Notice the difference in the two? Where Ian Kennedy’s heat map is rising up and in to a left-handed hitter, Max Scherzer’s is creeping lower and lower. Let’s take a peak at Bartolo Colon, who has an ERA of 2.82 at the ripe old age of 44 and throws 2-seam fastballs 68.8% of the time:

A little more rise up and in to a left-handed hitter, yeah? That 2-seam fastball with arm-side run allows pitchers to back-door right-handed hitters a little more than a 4-seam fastball does. Something Kennedy used to get on his 4-seam fastball before it suddenly straightened out this season. For proof of my claims, let’s take a visit to Brooks Baseball to check in on Kennedy’s fastball movement through his career:

  • 2013 horizontal movement rating: 7.69
  • 2014 horizontal movement rating: 7.24
  • 2015 horizontal movement rating: 6.53
  • 2016 horizontal movement rating: 6.74
  • 2017 horizontal movement rating: 5.99
  • 2018 horizontal movement rating: 4.84

For what ever reason, Ian Kennedy has lost a ton of movement on his fastball throughout his career. Throwing the pitch with two seams instead of four ought to allow Kennedy to gain back some of that movement, without having to sacrifice much velocity (which he doesn’t have a ton of in the first place).

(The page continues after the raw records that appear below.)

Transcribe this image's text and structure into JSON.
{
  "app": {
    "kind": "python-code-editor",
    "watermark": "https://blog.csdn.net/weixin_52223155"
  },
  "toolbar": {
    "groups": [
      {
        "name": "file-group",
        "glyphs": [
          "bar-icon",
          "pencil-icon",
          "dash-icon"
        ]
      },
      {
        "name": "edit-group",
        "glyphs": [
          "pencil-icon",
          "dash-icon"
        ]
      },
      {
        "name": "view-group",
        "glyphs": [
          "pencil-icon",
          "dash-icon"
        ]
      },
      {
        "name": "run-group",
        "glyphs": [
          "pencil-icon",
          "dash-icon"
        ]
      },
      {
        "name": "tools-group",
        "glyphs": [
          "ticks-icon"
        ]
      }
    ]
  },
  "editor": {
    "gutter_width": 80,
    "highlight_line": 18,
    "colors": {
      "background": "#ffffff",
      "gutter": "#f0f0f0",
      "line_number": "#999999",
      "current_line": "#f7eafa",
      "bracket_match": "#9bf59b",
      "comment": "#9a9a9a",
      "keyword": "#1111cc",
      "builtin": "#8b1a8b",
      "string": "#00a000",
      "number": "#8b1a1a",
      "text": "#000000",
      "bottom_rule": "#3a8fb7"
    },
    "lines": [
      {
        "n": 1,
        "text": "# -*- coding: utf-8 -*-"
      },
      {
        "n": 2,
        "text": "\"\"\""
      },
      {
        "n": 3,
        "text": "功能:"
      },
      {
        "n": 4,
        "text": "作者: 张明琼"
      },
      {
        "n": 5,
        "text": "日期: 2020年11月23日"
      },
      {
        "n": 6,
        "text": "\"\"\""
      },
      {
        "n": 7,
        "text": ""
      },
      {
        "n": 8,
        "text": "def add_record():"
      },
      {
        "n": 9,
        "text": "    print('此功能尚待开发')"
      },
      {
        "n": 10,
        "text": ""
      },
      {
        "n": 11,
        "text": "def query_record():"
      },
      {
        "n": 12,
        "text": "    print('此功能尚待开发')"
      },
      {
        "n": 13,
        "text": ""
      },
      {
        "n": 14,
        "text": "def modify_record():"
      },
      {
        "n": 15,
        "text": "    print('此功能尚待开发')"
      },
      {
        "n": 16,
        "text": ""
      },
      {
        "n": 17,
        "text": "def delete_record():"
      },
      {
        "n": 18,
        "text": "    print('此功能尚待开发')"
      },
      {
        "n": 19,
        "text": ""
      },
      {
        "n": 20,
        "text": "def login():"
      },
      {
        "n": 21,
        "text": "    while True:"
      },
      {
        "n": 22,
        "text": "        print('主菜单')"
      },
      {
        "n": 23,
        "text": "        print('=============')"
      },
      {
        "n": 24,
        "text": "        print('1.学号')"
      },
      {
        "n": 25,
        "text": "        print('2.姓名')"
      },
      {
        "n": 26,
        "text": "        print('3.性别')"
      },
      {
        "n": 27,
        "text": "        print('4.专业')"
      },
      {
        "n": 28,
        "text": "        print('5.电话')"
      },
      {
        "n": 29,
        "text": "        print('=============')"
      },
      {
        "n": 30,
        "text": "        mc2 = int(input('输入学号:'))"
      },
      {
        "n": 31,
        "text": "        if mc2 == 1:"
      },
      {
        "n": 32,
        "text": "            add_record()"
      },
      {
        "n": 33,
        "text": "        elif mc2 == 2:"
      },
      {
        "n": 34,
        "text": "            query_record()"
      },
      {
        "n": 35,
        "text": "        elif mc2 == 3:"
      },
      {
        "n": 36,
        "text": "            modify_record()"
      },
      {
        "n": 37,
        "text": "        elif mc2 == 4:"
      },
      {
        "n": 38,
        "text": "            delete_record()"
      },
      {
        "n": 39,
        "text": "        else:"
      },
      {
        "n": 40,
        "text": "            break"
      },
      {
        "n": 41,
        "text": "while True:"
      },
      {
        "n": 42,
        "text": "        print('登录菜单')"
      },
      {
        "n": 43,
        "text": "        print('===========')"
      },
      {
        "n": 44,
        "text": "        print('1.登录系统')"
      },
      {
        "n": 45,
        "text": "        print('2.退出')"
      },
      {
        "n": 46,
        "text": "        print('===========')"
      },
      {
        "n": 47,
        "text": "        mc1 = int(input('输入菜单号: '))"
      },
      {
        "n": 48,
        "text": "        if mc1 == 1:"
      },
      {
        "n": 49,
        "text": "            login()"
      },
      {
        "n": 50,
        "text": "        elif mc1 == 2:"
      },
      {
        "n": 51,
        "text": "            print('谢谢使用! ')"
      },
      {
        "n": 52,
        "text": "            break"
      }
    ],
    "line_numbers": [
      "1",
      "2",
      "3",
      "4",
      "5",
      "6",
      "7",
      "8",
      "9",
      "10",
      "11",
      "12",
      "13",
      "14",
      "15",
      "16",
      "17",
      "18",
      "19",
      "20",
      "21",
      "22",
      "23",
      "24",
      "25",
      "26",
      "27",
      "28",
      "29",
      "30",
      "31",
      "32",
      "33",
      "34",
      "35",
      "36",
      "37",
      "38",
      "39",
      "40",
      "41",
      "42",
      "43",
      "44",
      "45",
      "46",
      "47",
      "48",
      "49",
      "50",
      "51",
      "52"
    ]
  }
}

Ian Kennedy may be beyond repair in terms of what the Royals expected when they gave him $70M, but he may be able to salvage the next couple of seasons with a couple of changes. At some point, every baseball player must make adjustments to their game. Felix Hernandez is going through it right now in Seattle. James Shields went through it in Chicago. It happens to every one with age, and now it appears to be Kennedy’s turn to adjust to Father Time.